Profissionais do sexo reclamam da baixa procura por parte do 'entretenimento adulto', mas também as casas especializadas

Com 24 anos de idade e nove de profissão, Thalita* atende profissionalmente homens em busca de sexo.

 

A profissional, que é travesti, conta que desde o início do ano passado, os clientes que costumavam sair três vezes no mês estão saindo apenas uma. “Já saí com clientes que pagavam R$ 3 mil para passar a noite, mas hoje é raridade isso acontecer. Agora é bem difícil tirar R$ 2 mil por semana”, explica.


Sandra* tem 43 anos de idade e sete como garota de programa.
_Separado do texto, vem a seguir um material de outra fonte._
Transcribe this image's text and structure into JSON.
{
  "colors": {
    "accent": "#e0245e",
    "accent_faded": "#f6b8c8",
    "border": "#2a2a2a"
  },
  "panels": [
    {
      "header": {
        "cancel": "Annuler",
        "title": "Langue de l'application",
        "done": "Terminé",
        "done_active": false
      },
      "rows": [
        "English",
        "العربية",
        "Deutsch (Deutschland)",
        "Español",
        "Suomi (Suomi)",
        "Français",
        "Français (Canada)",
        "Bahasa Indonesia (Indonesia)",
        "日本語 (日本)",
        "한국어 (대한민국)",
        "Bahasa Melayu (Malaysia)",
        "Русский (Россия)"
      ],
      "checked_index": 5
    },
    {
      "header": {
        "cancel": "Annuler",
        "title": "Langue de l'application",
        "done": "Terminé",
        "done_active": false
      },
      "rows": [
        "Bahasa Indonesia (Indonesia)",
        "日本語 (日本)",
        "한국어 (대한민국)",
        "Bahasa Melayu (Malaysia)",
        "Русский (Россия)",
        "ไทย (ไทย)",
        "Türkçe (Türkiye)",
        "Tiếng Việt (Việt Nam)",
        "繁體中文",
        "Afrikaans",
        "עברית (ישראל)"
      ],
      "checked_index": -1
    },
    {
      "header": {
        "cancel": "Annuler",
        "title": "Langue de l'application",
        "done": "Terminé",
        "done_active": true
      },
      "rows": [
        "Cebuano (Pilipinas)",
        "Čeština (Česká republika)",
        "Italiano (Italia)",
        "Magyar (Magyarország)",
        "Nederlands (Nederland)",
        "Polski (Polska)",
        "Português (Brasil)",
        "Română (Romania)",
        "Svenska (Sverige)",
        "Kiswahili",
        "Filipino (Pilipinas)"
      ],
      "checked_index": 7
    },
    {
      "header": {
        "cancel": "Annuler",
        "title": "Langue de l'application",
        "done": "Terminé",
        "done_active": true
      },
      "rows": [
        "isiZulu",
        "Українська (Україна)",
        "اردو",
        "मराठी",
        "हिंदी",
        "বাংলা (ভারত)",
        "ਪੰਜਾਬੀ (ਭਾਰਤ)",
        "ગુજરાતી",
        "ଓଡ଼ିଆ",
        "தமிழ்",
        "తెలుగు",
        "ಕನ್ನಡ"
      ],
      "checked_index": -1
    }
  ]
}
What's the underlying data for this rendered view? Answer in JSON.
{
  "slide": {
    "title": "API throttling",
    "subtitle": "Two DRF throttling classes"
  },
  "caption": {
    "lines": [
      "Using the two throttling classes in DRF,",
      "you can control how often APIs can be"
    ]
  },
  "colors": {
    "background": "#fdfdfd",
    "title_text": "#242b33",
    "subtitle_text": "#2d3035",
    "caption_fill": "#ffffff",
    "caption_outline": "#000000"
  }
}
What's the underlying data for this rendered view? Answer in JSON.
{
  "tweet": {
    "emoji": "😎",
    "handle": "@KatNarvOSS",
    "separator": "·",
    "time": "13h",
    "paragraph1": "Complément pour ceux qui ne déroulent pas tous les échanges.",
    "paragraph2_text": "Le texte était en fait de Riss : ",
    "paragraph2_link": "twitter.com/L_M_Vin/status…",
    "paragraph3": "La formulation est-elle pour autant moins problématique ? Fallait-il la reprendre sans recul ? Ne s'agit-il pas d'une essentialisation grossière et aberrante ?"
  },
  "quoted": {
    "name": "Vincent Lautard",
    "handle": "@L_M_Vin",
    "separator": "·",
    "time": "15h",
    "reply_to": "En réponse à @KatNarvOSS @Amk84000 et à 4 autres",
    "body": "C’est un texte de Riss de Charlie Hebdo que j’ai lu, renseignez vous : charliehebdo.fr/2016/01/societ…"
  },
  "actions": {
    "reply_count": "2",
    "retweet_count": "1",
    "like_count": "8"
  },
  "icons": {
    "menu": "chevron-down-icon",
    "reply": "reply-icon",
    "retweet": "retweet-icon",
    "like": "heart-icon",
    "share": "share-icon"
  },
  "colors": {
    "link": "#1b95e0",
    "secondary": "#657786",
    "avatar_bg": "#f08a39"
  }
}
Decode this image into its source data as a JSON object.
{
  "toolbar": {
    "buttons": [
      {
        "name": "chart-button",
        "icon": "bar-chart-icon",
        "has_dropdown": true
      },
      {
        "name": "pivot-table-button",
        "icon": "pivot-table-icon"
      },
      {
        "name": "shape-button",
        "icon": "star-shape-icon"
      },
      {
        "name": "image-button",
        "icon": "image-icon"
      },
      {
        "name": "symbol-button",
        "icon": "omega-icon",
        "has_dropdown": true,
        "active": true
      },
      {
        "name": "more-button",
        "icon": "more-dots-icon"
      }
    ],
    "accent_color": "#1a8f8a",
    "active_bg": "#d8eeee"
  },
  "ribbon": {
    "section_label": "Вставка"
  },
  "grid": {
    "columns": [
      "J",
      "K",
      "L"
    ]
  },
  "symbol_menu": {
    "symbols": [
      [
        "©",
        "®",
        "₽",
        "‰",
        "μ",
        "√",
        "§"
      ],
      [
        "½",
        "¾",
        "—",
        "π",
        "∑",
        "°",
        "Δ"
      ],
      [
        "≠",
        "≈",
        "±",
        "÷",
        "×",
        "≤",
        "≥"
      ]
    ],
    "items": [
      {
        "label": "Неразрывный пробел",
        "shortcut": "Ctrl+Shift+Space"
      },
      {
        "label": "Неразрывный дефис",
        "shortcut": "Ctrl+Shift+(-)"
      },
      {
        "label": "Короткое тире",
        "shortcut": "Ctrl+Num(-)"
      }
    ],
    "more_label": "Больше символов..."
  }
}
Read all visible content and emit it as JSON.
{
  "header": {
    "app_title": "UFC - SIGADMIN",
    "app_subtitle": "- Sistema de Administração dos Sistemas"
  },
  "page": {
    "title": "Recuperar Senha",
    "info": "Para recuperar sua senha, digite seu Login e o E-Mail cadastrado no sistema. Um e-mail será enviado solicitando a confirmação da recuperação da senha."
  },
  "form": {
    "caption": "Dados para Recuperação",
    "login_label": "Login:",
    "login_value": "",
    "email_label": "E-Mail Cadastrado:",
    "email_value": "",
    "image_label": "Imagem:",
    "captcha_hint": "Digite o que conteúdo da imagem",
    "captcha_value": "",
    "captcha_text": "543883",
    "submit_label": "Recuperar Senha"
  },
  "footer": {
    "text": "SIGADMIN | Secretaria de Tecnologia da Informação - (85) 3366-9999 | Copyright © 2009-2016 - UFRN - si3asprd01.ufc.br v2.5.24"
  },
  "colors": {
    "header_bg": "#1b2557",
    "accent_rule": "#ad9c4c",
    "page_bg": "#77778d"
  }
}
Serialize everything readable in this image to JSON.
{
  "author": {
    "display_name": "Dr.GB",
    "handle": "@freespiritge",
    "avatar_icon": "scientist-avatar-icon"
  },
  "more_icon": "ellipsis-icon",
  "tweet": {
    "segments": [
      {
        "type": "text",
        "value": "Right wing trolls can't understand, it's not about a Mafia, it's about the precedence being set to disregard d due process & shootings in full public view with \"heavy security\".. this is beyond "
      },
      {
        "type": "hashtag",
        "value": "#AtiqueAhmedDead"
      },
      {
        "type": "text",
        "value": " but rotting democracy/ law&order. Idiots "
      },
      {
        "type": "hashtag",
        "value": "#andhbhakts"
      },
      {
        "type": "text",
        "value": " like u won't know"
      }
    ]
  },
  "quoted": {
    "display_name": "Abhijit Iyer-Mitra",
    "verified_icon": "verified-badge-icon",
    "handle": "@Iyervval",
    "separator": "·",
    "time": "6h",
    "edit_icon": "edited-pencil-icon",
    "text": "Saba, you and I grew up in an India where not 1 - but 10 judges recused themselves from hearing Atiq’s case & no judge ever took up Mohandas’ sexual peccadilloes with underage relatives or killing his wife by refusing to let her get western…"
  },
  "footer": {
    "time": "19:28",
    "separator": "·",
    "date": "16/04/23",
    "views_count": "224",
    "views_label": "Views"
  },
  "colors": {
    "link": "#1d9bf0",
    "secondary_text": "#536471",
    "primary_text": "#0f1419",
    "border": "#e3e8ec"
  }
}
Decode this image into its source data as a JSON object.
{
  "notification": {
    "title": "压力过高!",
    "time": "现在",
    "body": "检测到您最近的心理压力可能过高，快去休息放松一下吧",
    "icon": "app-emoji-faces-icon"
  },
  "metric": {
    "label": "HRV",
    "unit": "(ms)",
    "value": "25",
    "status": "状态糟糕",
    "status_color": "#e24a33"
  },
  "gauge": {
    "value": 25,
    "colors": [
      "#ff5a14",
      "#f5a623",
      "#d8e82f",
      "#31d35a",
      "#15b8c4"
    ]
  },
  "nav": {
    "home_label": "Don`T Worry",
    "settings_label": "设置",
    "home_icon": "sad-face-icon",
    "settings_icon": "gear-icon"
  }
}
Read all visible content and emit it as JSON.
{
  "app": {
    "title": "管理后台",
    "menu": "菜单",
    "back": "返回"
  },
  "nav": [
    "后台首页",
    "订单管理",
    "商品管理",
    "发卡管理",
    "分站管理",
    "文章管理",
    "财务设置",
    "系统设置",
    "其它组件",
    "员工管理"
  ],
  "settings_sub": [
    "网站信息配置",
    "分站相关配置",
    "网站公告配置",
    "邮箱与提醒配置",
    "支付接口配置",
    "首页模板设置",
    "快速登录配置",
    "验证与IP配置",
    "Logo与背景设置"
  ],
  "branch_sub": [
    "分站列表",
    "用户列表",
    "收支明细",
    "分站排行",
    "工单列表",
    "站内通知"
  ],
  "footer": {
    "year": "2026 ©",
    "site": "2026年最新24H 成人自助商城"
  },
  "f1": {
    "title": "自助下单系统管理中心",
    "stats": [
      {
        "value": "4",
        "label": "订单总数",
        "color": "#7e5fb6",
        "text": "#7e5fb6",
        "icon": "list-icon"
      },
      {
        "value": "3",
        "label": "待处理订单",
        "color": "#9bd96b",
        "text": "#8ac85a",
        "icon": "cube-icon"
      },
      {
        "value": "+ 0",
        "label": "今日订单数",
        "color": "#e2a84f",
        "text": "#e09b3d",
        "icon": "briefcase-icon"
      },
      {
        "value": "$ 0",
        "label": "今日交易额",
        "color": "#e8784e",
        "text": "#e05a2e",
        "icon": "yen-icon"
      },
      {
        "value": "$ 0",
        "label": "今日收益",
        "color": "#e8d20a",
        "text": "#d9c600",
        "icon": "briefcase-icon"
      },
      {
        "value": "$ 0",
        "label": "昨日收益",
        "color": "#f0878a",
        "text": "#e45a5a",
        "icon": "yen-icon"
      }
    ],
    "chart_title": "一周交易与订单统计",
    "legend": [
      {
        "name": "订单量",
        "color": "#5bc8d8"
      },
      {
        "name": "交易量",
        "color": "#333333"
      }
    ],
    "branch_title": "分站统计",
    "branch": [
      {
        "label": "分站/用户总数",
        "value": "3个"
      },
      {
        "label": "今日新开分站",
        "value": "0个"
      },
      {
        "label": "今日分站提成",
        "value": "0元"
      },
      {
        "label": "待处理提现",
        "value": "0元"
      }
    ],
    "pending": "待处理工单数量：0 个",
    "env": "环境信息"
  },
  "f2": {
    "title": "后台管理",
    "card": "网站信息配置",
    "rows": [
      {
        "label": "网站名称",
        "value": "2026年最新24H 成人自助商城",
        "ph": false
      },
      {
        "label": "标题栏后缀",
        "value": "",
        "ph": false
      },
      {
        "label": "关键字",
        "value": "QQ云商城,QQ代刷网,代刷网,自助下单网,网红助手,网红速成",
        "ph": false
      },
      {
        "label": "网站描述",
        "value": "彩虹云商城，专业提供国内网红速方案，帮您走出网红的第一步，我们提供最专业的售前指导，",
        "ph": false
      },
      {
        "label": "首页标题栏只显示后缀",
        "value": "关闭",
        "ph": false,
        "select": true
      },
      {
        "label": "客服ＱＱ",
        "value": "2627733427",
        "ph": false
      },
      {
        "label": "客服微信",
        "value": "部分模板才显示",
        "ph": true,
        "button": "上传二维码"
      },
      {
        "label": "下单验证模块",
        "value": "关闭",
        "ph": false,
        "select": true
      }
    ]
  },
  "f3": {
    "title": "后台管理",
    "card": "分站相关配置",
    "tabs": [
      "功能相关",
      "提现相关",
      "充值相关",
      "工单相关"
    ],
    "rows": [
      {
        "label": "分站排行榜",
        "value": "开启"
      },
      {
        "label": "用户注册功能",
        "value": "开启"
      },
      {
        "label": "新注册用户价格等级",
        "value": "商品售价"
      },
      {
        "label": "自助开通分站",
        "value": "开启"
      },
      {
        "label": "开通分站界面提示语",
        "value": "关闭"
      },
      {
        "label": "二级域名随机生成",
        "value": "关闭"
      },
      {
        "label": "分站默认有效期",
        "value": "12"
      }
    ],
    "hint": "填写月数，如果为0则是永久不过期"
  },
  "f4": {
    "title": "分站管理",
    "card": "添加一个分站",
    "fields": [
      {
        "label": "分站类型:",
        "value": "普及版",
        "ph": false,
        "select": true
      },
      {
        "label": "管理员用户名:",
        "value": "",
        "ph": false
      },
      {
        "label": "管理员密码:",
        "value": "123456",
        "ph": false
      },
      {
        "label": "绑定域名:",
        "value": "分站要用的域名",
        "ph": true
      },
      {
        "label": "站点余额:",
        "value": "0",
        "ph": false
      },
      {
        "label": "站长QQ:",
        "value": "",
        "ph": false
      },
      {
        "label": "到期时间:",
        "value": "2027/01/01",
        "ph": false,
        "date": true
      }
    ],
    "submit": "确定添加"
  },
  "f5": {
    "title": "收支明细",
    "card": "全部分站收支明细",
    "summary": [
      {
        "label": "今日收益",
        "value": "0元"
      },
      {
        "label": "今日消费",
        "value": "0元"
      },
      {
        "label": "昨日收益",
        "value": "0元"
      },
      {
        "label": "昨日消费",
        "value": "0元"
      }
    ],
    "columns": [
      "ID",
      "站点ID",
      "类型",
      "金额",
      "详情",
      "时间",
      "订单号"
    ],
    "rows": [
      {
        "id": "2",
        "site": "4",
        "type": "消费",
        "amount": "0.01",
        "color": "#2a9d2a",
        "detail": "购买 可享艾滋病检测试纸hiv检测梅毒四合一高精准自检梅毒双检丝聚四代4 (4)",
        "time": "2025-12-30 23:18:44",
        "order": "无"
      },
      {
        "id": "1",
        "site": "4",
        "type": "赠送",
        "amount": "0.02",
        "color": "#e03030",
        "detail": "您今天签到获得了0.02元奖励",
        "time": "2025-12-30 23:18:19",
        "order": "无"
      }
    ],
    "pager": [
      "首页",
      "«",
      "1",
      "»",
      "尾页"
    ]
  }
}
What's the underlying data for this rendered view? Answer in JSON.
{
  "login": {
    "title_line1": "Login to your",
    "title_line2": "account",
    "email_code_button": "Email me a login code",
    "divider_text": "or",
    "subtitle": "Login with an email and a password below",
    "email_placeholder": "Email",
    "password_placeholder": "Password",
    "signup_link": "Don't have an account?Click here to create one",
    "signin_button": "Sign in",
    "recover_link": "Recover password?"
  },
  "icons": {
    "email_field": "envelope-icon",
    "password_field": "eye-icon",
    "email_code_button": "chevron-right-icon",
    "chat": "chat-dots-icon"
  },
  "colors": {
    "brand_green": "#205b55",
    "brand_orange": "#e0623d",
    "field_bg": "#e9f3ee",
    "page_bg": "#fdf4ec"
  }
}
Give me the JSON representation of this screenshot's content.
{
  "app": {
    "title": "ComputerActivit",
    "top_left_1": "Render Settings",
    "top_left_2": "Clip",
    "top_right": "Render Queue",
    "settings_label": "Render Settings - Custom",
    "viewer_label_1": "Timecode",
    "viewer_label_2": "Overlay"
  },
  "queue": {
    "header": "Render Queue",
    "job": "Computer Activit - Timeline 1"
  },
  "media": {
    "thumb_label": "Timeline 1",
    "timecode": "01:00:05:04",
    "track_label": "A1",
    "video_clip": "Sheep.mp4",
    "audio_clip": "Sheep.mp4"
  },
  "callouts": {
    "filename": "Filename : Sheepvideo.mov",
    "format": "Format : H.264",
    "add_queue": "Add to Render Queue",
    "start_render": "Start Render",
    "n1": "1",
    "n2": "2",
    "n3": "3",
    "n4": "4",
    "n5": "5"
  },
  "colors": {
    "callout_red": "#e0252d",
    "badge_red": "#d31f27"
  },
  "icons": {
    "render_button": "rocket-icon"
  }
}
Ela destaca que a procura por parte dos clientes caiu durante o período de crise. “O movimento diminuiu bastante, principalmente depois de 2014. Hoje em dia tenho que fazer até promoções e descontos”, diz.

Ao contrário das garotas, o estudante de direito e garoto de programa de 27 anos, Pedro*, afirma que não teve um afastamento de clientes, pelo fato de alguns serem fixos. “Geralmente trabalho aos sábados e domingos, nesses dois dias dá para tirar de 1,8 mil a 2 mil”, relata. O estudante também explica que os programas são para complementar a renda e que tem outro emprego.


Os problemas não ficam restritos aos que fazem programa, uma boate especializada em entretenimento adulto, situada na Estrada Parque Núcleo Bandeirante, também reclama da ausência de clientes. O dono do clube, Gustavo*, fala que foi preciso investir em novas ideias.

 

“Tive que reinventar a boate, realizar promoções e descontos. Os produtos sobem de preço mas não posso subir os da casa, tive uma queda de público de 50%”, reclama o empresário.


A Associação das Prostitutas de Minas Gerais (Aprosmig), que conta com 3,2 mil associadas, relatou que houve uma queda no setor   e que a redução de preço e a fidelização do cliente foram saídas do aperto financeiro encontradas pelas profissionais.

 

“Como todo mercado, este também está em crise. Incentivar a procura com promoções e descontos é o que as meninas estão fazendo”, relata a coordenadora geral da associação, Cida Veira. O Distrito Federal não tem nenhuma instituição do tipo no ramo.

*Os personagens que não quiseram se identificar, tiveram seus nomes alterados.